Life in the days of Covid 19

tamrawilson Uncategorized

Last week I dreamed that I couldn’t find my classroom. It was the first day of the semester, and there I was, rushing around, without a clue where this lecture hall was located. I knew I was going to be late, and wondered how embarrassing it would be to enter the room with the class under way.

It’s a common anxiety dream.  That plot along with dreams about being chased, falling or discovering missing teeth. Probably most of us are having those dreams.

Life in 2020 is a lot like the plot of a science fiction movie: Mysterious virus marches across the world that halts, the stock market crashes, millions lose their jobs as humanity hunkers down to hide from a dreaded bogeyman. In this case the bogey is way more than the virus. He’s fear, paranoia, and the loss of control that all came crashing down on Friday the 13th. Hollywood couldn’t devise such a cheesy plot.

The week prior, I sensed something was awry. I and a host of others found myself at Wal-Mart, cruising the pharmacy aisles. I stopped a store clerk to ask for hand sanitizer and wipes. She gave me an incredulous look until she searched the opened carton on her cart. One 20-ounce bottle left. “It’s the last one in the store,” she said. 

I bought it.

In hindsight (no pun intended) I should have snapped up some toilet paper too.

I never envisioned myself wearing latex gloves while pushing a shopping cart, but germophobia has taken over. Is Covid 19 on the door handle? How about the canned goods? The credit card reader?

I get more anxious seeing the “missing teeth” of the empty paper goods shelves, the absence of cleaning products, the vacant egg cooler. It’s a taste of what life must be in Cuba or Venezuela, where shopping is a game of strategy.

Days tend to run together with no rhythm of a normal week—no eating out Friday night, no shopping on Saturday, no Sunday services. It’s no longer necessary to check the calendar because there are no meetings to miss or gatherings to attend.

And then, something delightfully unexpected happens.

This past Saturday I came upon a four-inch morel mushroom in my flower bed.  I gasped. Morels, one of the few edible wild mushrooms, are more than rare. I grabbed my phone and took a picture.

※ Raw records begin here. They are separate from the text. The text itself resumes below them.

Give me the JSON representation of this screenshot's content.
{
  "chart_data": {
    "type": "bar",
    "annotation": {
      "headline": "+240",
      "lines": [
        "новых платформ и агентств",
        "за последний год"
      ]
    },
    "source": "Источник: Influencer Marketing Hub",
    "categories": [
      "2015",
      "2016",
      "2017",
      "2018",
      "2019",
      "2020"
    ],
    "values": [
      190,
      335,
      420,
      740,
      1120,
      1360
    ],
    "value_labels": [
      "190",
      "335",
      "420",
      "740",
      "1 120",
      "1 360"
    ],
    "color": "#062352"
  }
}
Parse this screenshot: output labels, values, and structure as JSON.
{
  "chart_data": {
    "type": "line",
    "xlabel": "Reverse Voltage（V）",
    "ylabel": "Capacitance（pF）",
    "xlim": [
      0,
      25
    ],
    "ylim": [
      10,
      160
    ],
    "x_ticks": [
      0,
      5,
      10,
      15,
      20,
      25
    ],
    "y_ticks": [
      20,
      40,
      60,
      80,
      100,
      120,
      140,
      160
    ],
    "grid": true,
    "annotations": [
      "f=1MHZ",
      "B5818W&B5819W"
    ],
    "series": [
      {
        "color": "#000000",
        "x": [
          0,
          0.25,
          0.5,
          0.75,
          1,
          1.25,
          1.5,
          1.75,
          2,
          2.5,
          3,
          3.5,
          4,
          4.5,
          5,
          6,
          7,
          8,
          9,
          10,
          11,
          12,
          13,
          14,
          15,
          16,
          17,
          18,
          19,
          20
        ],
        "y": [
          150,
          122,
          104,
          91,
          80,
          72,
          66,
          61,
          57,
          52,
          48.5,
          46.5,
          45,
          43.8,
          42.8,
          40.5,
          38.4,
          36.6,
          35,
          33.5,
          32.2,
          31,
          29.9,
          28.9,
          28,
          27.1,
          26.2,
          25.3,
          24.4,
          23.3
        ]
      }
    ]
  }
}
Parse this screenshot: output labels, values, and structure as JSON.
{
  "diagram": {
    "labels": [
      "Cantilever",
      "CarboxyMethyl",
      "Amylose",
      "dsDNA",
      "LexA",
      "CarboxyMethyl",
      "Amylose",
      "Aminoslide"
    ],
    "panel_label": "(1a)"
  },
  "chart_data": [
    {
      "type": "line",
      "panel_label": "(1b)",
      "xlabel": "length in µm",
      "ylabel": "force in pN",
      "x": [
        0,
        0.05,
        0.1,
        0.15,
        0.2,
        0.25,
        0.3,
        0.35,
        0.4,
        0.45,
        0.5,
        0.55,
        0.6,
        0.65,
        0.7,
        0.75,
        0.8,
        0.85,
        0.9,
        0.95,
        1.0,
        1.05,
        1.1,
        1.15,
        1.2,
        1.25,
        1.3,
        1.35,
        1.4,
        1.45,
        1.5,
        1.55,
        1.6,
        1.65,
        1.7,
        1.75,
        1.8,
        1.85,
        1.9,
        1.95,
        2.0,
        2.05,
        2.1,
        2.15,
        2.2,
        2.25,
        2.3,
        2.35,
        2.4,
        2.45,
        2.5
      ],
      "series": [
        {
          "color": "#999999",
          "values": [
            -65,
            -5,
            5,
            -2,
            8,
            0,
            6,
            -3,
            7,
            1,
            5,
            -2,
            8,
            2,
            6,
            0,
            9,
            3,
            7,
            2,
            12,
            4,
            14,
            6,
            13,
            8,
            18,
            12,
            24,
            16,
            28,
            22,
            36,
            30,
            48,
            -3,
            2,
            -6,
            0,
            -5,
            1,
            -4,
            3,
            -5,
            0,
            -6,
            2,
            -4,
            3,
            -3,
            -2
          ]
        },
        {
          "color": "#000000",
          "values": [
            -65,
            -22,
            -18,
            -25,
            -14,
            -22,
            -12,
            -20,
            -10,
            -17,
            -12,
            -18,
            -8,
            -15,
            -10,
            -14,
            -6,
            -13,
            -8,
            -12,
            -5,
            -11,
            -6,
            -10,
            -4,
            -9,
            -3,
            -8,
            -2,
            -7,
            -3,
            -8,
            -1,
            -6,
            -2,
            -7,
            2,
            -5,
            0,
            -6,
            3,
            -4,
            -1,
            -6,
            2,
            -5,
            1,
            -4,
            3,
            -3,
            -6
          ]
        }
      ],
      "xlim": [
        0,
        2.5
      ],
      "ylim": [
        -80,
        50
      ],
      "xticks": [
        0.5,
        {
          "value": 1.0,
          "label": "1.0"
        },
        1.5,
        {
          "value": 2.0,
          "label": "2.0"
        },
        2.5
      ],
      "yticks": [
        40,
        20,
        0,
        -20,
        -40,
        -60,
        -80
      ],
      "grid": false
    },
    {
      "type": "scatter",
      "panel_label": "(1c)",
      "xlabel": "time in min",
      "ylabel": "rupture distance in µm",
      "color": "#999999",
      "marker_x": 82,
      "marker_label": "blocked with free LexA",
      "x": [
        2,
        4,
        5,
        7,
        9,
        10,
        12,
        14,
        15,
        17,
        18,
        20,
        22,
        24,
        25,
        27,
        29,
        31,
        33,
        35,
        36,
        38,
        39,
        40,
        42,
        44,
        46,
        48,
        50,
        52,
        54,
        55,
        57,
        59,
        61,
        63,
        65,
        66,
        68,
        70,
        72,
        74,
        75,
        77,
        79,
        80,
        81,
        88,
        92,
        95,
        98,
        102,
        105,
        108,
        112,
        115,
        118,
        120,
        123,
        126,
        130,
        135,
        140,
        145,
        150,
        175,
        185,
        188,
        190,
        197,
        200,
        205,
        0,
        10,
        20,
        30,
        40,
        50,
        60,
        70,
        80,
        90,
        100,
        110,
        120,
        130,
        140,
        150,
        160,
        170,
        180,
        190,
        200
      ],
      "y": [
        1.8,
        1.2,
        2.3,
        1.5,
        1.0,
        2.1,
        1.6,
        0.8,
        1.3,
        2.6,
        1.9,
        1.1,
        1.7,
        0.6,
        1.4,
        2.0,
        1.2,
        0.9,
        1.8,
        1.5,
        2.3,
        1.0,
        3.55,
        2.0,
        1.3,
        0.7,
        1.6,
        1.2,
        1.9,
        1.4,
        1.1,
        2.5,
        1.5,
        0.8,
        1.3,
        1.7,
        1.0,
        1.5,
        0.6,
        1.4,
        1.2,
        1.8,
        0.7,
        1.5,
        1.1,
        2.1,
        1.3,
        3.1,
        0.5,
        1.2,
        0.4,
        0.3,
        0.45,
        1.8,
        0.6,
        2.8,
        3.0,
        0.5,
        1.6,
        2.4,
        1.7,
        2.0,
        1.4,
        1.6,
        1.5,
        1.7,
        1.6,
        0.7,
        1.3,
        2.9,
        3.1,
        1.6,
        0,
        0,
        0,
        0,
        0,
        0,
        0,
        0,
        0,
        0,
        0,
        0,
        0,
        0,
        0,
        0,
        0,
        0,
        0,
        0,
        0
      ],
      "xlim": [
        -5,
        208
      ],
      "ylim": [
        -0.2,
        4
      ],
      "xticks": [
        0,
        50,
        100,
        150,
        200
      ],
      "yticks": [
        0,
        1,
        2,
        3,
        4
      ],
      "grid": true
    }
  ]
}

That specimen was one of maybe a handful I’ve ever found, which is a pitiful admission for someone who grew up in morel country–Shelby County, Illinois–where they host a morel festival each April, at least until this year.  

It took me back to my days as a reporter for the Shelbyville Daily Union. Shelbyville, it was a mushroom culture maintained by bragging rights and closely guarded secrets. The parade of morel mushrooms into the newspaper office was a rite of spring—who could find the biggest morel, the smallest, the most in one patch—all collected from lucky wooded spots known only to the hunter who expected a photo and coverage in the local news section.

Science has ever figured out how to raise morels commercially. Whoever does it will be wealthy indeed. A pound of fresh morels fetches as much as $90.

Saturday I put my prized shroom in the refrigerator. On Sunday morning I split the handsome morel in half, dipped it in egg and milk, then a bit of flour; sprinkled it with a bit of salt and pepper and fried it up.

For all the fuss about morel mushrooms, I admit that this one didn’t taste like much. To be honest, they never have. Morels are all about longing and deprivation. The rarer the find, the greater the prize.

 As humans, we crave something more when we can’t get it, and we have a lot of can’t-get-its these days. I didn’t go hunting mushrooms; it happened to find me, nested there in the hosta lilies as a reminder from my past, a double dare to stop and savor what’s left of the ordinary.